When executed well, the results speak for themselves. Consider Warner Music Group.Thomas H. Lee Partners, Bain Capital and Providence Equity Partners joined with Edgar Bronfman Jr. to acquire it from Time Warner in 2004 for $2.6 billion, at a time when few were betting on music. Digital piracy was rampant, and consolidation of traditional retailers was squeezing the industry on one end, with rising costs of acquiring and marketing artists pinching on the other.

But, within two years, WMG was transformed. Working with management, the new owners took inventory of WMG's most attractive assets and developed a plan that challenged the conventional wisdom. First, Mr. Bronfman (who became the CEO) and his team pared down the roster of performers and the product pipeline. They focused on promoting established stars and investing in promising new acts. They also embraced digital distribution, making WMG's content more widely available online and on mobile devices. They created premium price digital albums, adding special bonus tracks to entice buyers to download new releases.

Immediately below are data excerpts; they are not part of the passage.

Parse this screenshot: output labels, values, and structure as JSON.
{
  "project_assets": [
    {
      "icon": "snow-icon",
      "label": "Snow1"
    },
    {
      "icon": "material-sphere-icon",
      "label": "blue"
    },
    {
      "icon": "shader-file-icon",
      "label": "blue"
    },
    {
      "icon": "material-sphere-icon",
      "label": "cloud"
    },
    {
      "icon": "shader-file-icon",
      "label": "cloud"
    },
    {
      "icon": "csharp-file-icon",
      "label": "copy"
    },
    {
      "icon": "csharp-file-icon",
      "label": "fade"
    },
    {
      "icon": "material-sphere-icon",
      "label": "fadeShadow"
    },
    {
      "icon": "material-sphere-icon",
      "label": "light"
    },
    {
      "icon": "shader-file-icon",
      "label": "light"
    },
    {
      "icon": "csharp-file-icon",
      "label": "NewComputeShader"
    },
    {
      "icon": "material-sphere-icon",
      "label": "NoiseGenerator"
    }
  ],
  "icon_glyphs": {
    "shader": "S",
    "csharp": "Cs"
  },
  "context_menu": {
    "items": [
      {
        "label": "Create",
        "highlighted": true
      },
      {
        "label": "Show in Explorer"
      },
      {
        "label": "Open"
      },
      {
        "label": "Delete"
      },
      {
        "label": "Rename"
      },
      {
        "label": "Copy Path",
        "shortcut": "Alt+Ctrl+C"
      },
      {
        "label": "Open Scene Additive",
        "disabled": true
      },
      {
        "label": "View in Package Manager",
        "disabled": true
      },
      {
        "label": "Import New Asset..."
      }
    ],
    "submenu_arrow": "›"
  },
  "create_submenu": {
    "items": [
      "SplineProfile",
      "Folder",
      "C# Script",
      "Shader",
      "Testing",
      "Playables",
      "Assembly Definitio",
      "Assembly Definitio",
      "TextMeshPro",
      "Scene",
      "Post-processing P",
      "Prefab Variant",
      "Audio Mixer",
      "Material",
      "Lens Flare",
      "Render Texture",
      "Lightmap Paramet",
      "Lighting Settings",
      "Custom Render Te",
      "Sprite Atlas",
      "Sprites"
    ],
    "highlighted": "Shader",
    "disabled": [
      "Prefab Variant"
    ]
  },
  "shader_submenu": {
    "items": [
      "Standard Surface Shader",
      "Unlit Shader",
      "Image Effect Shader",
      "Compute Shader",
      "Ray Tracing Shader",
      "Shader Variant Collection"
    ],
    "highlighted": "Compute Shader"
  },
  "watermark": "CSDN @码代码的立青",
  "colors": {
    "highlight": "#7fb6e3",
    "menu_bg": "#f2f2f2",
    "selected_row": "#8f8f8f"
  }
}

WMG paid down debt and dramatically increased cash flow and earnings. Owners took the company public again two years later, while maintaining their equity position. The stock price rose to the point that the buyout firms' remaining stake in the company—combined with the money paid out to the investors as dividends—was worth more than three times their initial investment. Now, while the industry battles significant headwinds, WMG continues to gain share. A similar willingness to buck convention may play a key role in transforming Chrysler.

And when private equity succeeds, it presents an enormously compelling business model. From 1969 to 2006, the top quartile U.S. private-equity funds had annual rates of return ranging from an average of 39% to well over 200% through good times and bad.

No one business model holds a monopoly on performance or profitability. Despite all the headlines, including weekend revelations that the Chinese government will place $3 billion with Blackstone, private-equity's stake in global business is small. Our analysis finds private-equity investors control assets worth less than 3% of the assets held by the world's public companies.

And some boards are pushing back against the notion that private-equity firms have a sort of magic dust. In April, British supermarket chain J Sainsbury resisted repeated offers from a consortium of Blackstone, TPG and Kohlberg Kravis Roberts & Co. because it felt management could solve its own problems without taking on the massive debt involved in going private. Others have concluded the same.

But more and more boards acknowledge that a private-equity deal can be bolder, faster and more transformative, while publicly listed companies are typically slower and must push harder to take the same level of risk. Until that changes, the private-equity business model will keep growing—and more iconic brands are likely to follow Chrysler and see their destiny in private hands.

Ms. Gadiesh is chairman of Bain & Company. Mr. MacArthur directs Bain's global private equity practice.